Zidong Wang, Yiyuan Zhang, Xiaoyu Yue, Xiangyu Yue, Yangguang Li, Wanli Ouyang, Lei Bai

2025-09-05

Transition Models: Rethinking the Generative Learning Objective

Summary

This paper introduces a new way to generate images, called Transition Models (TiM), that aims to be both high-quality and efficient.

What's the problem?

Currently, creating realistic images with AI involves a trade-off. Methods that produce incredibly detailed images take a long time and a lot of computing power. Faster methods sacrifice quality, meaning they can't create images that look as good. This happens because existing techniques either focus on making tiny, incremental changes to an image or try to predict the final image directly, both of which have limitations.

What's the solution?

The researchers developed a new mathematical equation that describes how images change over time during the generation process. This allows their model, TiM, to take steps of any size – it can make big leaps to quickly get a rough image, then refine it with smaller steps for detail. This approach allows TiM to achieve high quality without needing as much computing power as other methods.

Why it matters?

TiM is important because it breaks the quality barrier for fast image generation. It outperforms larger, more complex models while using fewer resources, and its image quality actually *improves* as you allow it to take more steps, which isn't typical of faster generators.
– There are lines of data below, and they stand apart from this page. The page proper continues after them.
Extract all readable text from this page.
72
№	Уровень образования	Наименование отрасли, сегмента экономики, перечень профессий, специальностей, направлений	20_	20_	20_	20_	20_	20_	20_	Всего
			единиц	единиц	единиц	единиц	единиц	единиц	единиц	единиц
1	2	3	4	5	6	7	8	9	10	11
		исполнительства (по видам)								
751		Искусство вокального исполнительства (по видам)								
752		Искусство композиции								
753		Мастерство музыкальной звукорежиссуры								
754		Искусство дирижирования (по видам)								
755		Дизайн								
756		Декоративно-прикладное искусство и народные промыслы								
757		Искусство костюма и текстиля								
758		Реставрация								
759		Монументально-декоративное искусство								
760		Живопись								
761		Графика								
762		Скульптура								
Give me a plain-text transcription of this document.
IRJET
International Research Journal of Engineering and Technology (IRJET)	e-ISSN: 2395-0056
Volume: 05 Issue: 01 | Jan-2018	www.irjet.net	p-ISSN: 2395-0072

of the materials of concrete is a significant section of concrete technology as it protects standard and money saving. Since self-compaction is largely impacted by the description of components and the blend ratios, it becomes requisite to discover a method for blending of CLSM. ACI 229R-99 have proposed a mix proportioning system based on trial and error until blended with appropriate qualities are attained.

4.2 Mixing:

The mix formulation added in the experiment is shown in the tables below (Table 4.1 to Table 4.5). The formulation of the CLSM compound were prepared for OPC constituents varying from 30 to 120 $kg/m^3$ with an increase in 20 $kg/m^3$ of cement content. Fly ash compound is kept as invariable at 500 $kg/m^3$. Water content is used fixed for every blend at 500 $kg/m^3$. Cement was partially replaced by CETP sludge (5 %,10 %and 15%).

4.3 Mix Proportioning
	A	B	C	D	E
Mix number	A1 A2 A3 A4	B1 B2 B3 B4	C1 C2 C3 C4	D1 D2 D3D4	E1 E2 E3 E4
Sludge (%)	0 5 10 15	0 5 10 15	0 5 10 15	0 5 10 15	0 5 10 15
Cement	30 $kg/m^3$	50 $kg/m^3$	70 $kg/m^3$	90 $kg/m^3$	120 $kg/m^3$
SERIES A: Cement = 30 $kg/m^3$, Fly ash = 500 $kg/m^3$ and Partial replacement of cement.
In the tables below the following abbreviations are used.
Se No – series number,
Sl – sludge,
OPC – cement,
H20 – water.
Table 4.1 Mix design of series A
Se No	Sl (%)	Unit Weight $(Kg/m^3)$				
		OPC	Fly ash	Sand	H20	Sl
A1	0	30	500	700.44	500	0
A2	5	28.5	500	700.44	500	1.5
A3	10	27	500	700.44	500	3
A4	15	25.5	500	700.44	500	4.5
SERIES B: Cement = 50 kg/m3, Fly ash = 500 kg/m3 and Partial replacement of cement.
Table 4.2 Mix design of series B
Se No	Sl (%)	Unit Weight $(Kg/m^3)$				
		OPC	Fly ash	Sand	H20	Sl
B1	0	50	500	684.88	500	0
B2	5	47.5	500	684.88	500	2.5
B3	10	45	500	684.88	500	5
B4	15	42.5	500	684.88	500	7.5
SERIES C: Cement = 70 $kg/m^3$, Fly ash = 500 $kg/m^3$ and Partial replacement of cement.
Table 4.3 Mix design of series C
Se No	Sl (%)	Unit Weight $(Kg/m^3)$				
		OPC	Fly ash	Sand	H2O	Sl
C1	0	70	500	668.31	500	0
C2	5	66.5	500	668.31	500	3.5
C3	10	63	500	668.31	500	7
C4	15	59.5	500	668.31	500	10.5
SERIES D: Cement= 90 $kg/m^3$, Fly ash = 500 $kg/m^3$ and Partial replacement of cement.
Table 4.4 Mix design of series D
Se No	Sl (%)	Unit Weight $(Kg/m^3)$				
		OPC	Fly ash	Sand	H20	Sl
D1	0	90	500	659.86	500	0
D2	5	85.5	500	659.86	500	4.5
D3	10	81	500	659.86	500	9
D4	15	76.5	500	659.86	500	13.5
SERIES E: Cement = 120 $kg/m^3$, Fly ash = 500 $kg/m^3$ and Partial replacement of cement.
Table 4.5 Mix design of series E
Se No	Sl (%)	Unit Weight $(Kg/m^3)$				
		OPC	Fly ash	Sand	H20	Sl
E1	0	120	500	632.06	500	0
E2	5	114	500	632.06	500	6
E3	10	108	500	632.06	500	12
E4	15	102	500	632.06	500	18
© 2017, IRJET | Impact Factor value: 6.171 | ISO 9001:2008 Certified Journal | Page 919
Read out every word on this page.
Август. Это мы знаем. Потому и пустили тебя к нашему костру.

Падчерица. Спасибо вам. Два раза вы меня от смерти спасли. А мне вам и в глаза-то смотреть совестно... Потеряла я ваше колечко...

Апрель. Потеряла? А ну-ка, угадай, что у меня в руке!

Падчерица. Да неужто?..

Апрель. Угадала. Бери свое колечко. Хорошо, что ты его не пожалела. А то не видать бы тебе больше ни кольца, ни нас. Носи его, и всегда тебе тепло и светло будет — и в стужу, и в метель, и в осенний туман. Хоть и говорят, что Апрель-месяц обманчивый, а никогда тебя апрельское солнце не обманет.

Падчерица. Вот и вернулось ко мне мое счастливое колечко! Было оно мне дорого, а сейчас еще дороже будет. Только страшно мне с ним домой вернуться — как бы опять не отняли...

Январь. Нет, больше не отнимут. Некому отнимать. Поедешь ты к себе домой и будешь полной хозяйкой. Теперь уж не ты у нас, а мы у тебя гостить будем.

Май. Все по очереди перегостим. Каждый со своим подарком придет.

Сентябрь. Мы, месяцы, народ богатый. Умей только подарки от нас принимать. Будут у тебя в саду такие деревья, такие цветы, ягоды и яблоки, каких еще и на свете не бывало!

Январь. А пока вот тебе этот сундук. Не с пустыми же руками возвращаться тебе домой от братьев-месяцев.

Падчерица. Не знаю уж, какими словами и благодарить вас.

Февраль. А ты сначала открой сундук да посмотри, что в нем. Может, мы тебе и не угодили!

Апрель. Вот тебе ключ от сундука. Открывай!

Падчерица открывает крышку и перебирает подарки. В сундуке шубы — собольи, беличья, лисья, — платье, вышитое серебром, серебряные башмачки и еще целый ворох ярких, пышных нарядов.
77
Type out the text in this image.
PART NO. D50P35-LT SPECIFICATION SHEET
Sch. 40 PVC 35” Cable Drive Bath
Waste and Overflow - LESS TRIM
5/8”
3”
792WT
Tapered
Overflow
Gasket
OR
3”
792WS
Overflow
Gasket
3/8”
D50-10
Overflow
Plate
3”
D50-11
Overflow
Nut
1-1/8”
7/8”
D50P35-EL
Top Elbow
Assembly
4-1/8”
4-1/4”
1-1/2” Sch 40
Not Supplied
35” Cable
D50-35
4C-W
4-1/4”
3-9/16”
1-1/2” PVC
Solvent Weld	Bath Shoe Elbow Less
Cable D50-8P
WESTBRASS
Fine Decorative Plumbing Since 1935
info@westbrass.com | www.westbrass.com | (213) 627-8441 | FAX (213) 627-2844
This means we can potentially get high-quality images much more quickly and efficiently, opening up possibilities for wider use of AI image generation.

Abstract

A fundamental dilemma in generative modeling persists: iterative diffusion models achieve outstanding fidelity, but at a significant computational cost, while efficient few-step alternatives are constrained by a hard quality ceiling. This conflict between generation steps and output quality arises from restrictive training objectives that focus exclusively on either infinitesimal dynamics (PF-ODEs) or direct endpoint prediction. We address this challenge by introducing an exact, continuous-time dynamics equation that analytically defines state transitions across any finite time interval. This leads to a novel generative paradigm, Transition Models (TiM), which adapt to arbitrary-step transitions, seamlessly traversing the generative trajectory from single leaps to fine-grained refinement with more steps. Despite having only 865M parameters, TiM achieves state-of-the-art performance, surpassing leading models such as SD3.5 (8B parameters) and FLUX.1 (12B parameters) across all evaluated step counts. Importantly, unlike previous few-step generators, TiM demonstrates monotonic quality improvement as the sampling budget increases. Additionally, when employing our native-resolution strategy, TiM delivers exceptional fidelity at resolutions up to 4096x4096.